Es habe bereits Verfahren gegeben, die aus diesem Grund eingestellt werden mussten, merkte Wilhelm Hinners in der Innendeputation an. Aus anderer Perspektive betrachtet dies dagegen Strafverteidiger Horst Wesemann, der als parteiloses Mitglied für die Linke in der Innendeputation sitzt. Die jahrelange Bearbeitungsdauer insbesondere bei der Untersuchung von Drogenfunden sei wegen der damit verbundenen Ungewissheit im Strafverfahren auch für die mutmaßlichen Täter unakzeptabel.
Rückgang bei DNA-Analytik
Der Bearbeitungsrückstand der KTU im Fachbereich Chemie beläuft sich aktuell auf 1670 Vorgänge und bewegt sich damit weiterhin auf hohem Niveau, erklärt Nils Matthiesen, Pressesprecher der Polizei, auf Anfrage des WESER-KURIER. Ende 2017 waren es 1619 Vorgänge.
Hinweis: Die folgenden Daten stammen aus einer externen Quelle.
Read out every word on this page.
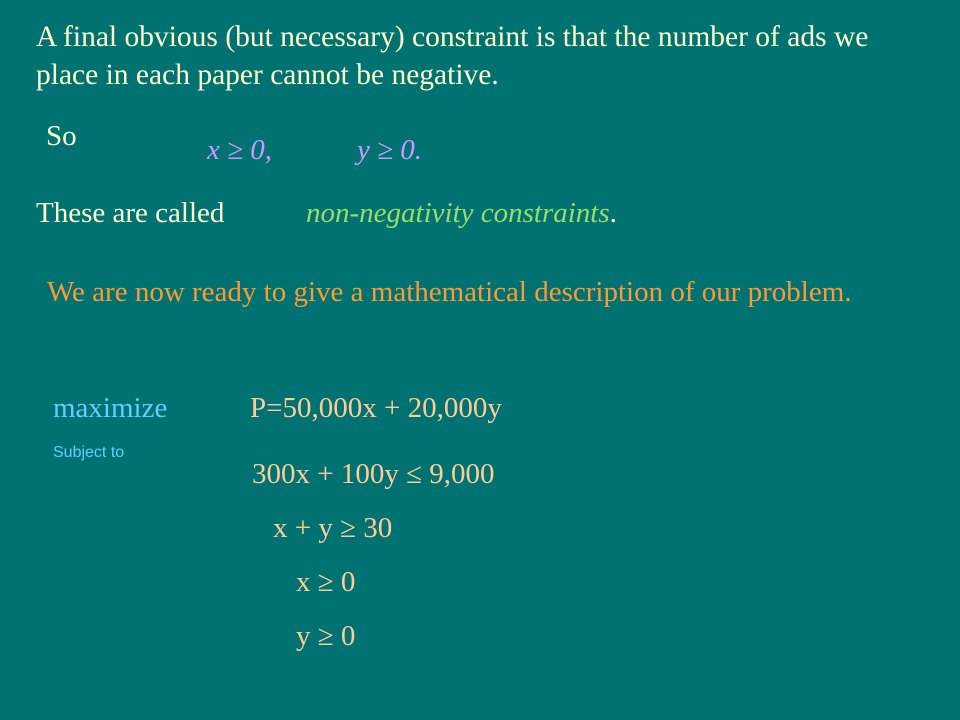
A final obvious (but necessary) constraint is that the number of ads we place in each paper cannot be negative.

So	x ≥ 0,	y ≥ 0.
These are called	non-negativity constraints.

We are now ready to give a mathematical description of our problem.

maximize
Subject to
P=50,000x + 20,000y
300x + 100y ≤ 9,000
x + y ≥ 30
x ≥ 0
y ≥ 0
Ein Rückgang im Vergleich zum Vorjahr ist laut Matthiesen dagegen im Fachbereich DNA-Analytik zu verzeichnen. Hier stehen derzeit 653 unbearbeitete Vorgänge zu Buche. Ende 2017 waren es 714, Ende März dieses Jahres sogar 877. Im Bereich Computerforensik warten 20 Vorgänge auf Bearbeitung (Ende 2017: 25), bei der Mobilfunkforensik sind es 97 im Vergleich zu 68 zum 31. Dezember 2017.